Севка спорить не стал — пусть как хочет. Но какой-то поганый осадок остался от этого разговора. Вернувшись к вечеру в палату, он всё вспоминал Толяба, его обиженное лицо, его слова. Всё же напрасно он ему про менингит ляпнул. А если это правда? Да нет, наверное, ерунда: Толяб поправится. Ганшин к тому времени совсем ходить научится, и они вместе поскачут за дом, к забору, смотреть Толикову тайну.

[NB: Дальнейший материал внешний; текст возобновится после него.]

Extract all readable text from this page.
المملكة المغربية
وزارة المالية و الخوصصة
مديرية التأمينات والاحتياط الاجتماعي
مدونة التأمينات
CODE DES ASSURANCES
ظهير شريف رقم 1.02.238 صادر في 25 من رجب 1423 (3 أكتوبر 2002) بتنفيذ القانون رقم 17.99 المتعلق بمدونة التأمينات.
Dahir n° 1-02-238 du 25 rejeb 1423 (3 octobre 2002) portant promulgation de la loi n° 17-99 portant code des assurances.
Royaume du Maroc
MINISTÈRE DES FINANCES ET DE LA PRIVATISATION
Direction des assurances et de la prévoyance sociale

Раздумывая об этом, Севка вынул из мешка над кроватью свой старый маленький подшипник, долго тёр его клочком наждака, крутил, с усилием проворачивая колёсико и, когда шарик засверкал и стал послушно жужжать, подозвал Марулю и просил снести в изолятор.
Ганшин заранее воображал, как обрадуется Толяб его подарку, что по этому случаю скажет, и нетерпеливо ждал Марулю — расспросить.
— Отдала, — кивнула Маруля. — Да он и глаз не поднял.
Вот те н'a: подарил и благодарности не услышал. Вроде напрасно старался. Ну да пускай. У ходячего своих забот много, что ему про других думать?